Alors que les secousses s'atténuaient, des incendies et des dangers secondaires menaçaient d'ajouter au nombre de morts. Les services brisés signifiaient que l'eau et les communications ne pouvaient pas être comptés. À certains endroits, la poussière était si épaisse qu'elle obscurcissait la rue juste hors de portée. Les survivants creusaient avec leurs mains, appelaient des proches et essayaient de localiser des voix sous les débris. Le problème dans ces premiers moments n'était pas seulement le sauvetage mais l'orientation : personne ne savait encore combien de la ville restait debout, quelles routes étaient ouvertes, ou où les morts et les blessés étaient concentrés. En l'absence de communications fiables, chaque acte de recherche était aussi un acte d'improvisation. Les hommes qui avaient échappé à l'effondrement devaient devenir des sauveteurs avant d'avoir la moindre idée de l'endroit où le sauvetage organisé commencerait.

Le bilan de la ville est resté une question de fourchette historique plutôt que de certitude absolue. Les chiffres couramment cités se situent entre environ 12 000 et 15 000 morts, certains témoignages contemporains et résumés ultérieurs suggérant des totaux plus élevés. Ce qui n'est pas contesté, c'est qu'une part substantielle de la population d'Agadir a été tuée ou rendue sans abri en une seule nuit. L'incertitude elle-même est révélatrice. Dans les catastrophes qui détruisent les archives, la comptabilité des morts devient une autre victime. Ce n'est pas simplement un problème statistique ; c'est une blessure documentaire. Lorsque des maisons disparaissent, des familles disparaissent des archives administratives avec elles, et l'écart entre les décès comptés et la perte réelle devient une partie de l'héritage de la catastrophe.

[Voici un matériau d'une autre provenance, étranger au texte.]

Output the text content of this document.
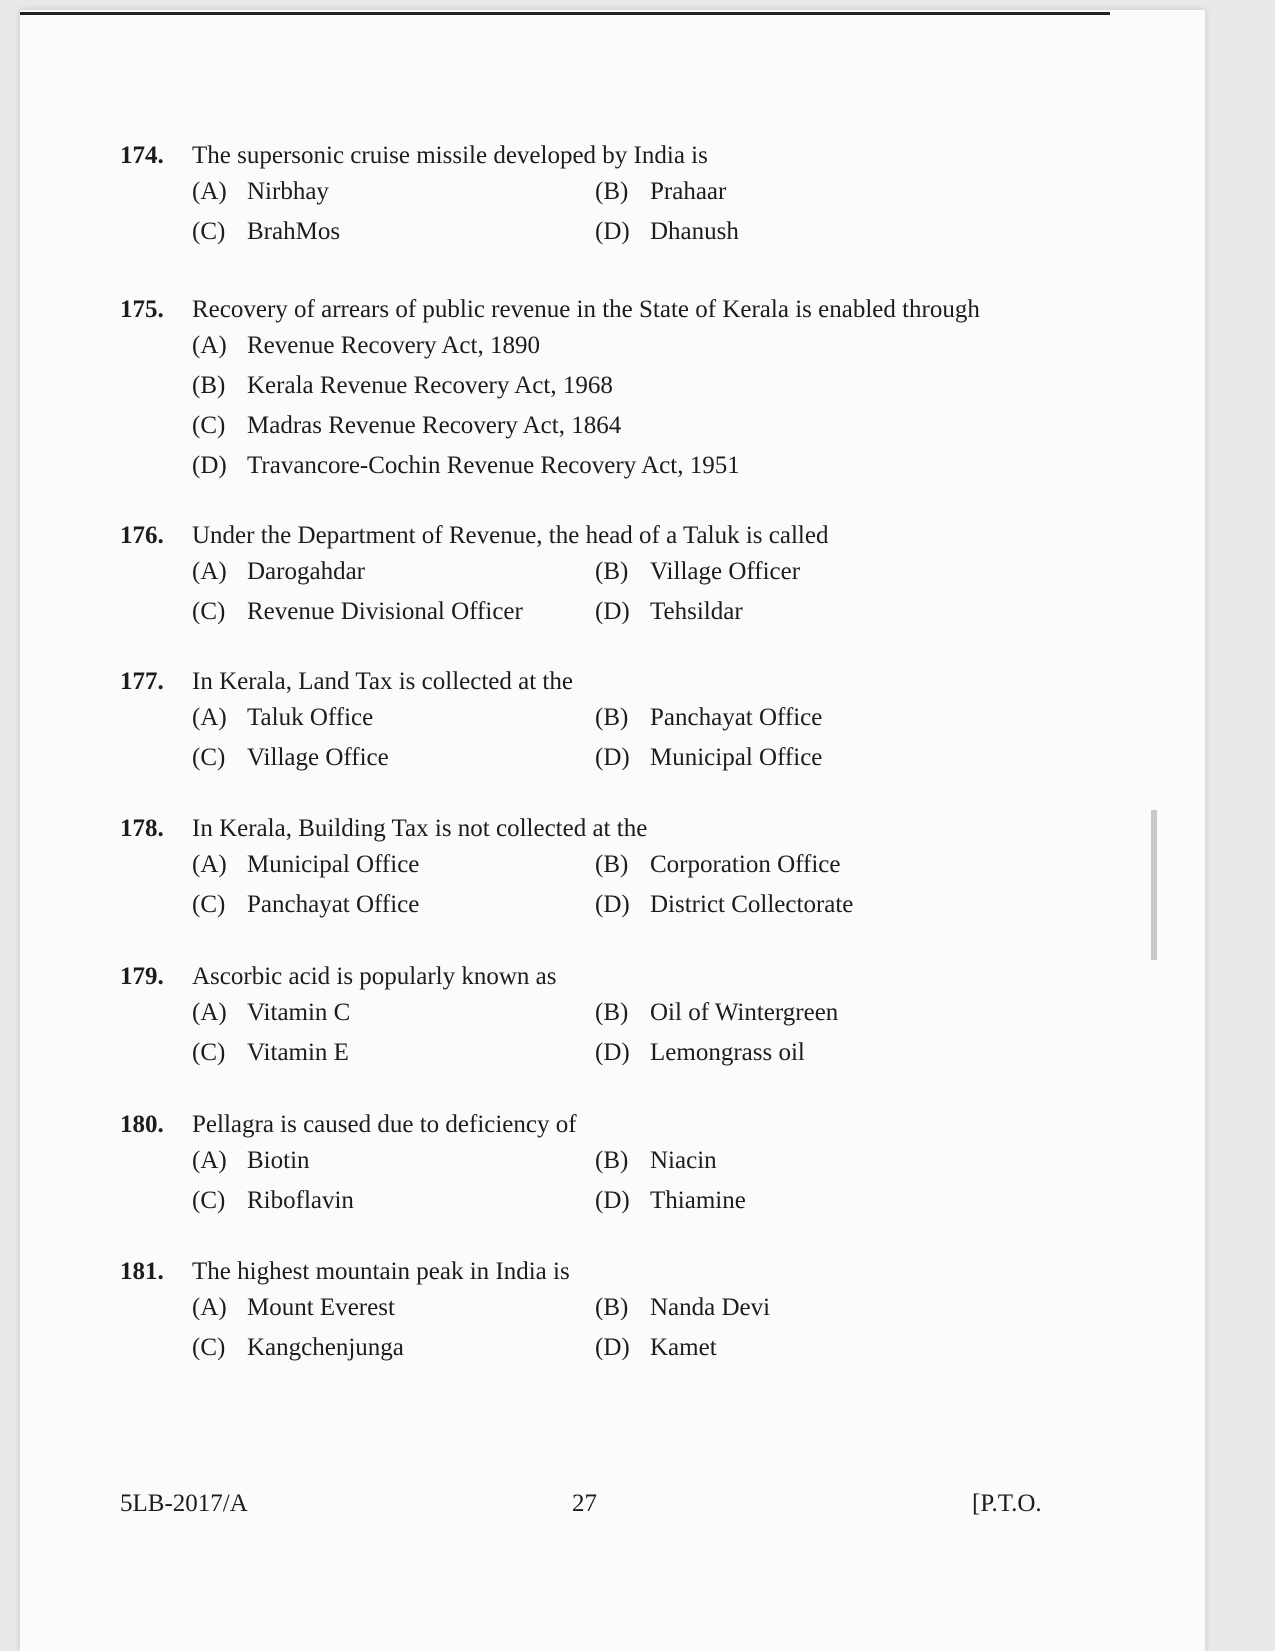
174.	The supersonic cruise missile developed by India is
(A) Nirbhay	(B) Prahaar
(C) BrahMos	(D) Dhanush
175.	Recovery of arrears of public revenue in the State of Kerala is enabled through
(A) Revenue Recovery Act, 1890
(B) Kerala Revenue Recovery Act, 1968
(C) Madras Revenue Recovery Act, 1864
(D) Travancore-Cochin Revenue Recovery Act, 1951
176.	Under the Department of Revenue, the head of a Taluk is called
(A) Darogahdar	(B) Village Officer
(C) Revenue Divisional Officer	(D) Tehsildar
177.	In Kerala, Land Tax is collected at the
(A) Taluk Office	(B) Panchayat Office
(C) Village Office	(D) Municipal Office
178.	In Kerala, Building Tax is not collected at the
(A) Municipal Office	(B) Corporation Office
(C) Panchayat Office	(D) District Collectorate
179.	Ascorbic acid is popularly known as
(A) Vitamin C	(B) Oil of Wintergreen
(C) Vitamin E	(D) Lemongrass oil
180.	Pellagra is caused due to deficiency of
(A) Biotin	(B) Niacin
(C) Riboflavin	(D) Thiamine
181.	The highest mountain peak in India is
(A) Mount Everest	(B) Nanda Devi
(C) Kangchenjunga	(D) Kamet
5LB-2017/A	27	[P.T.O.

À l'aube, l'ampleur des ruines était visible pour quiconque n'y avait pas été. La fumée, la poussière, les façades brisées et les tranchées ouvertes où les rues avaient été transformées en champs de débris donnaient à la ville un visage méconnaissable. Le tremblement de terre avait fait plus que renverser des bâtiments ; il avait brisé la carte ordinaire d'Agadir. La phase suivante serait mesurée en mains, pelles, bandages et l'arithmétique difficile de qui pouvait encore être sauvé. La question immédiate n'était plus comment la ville avait échoué, mais ce qui restait récupérable à l'intérieur : quels murs pouvaient être stabilisés, quels blessés pouvaient être extraits à temps, et quelles parties de la ville avaient été réduites au-delà de la portée de l'ordre civil ordinaire.

Cette réalité judiciaire est centrale pour comprendre la catastrophe d'Agadir. La destruction visible le matin suivant n'était que la surface d'un effondrement plus profond de la fonction civique. La même faiblesse structurelle qui a fait tomber les bâtiments a également rendu la documentation fragile, car les archives municipales, les informations sur l'occupation et les lignes d'autorité pratiques étaient elles-mêmes intégrées dans les institutions endommagées de la ville. Le résultat était une catastrophe à la fois physique et administrative : des vies ont été perdues dans les décombres, et la traçabilité nécessaire pour mesurer, identifier et rendre compte de ces pertes a été gravement perturbée en même temps. En ce sens, le tremblement de terre n'a pas seulement détruit des logements et des infrastructures ; il a déstabilisé les mécanismes par lesquels une ville se connaît après une catastrophe.

Ce qui a suivi a mis à l'épreuve les limites de la réponse d'urgence dans une ville où la catastrophe était arrivée d'un coup et avait caché son ampleur sous la poussière et la maçonnerie. Mais dans ces premières heures, la vérité essentielle était déjà claire. Agadir n'avait pas subi une série gérable de blocs endommagés. Elle avait connu un effondrement urbain soudain, dont le coût humain total ne serait compté que de manière imparfaite, après que les premières recherches frénétiques aient cédé la place à des listes, des estimations et le long et difficile travail d'identification de ce qui avait été perdu.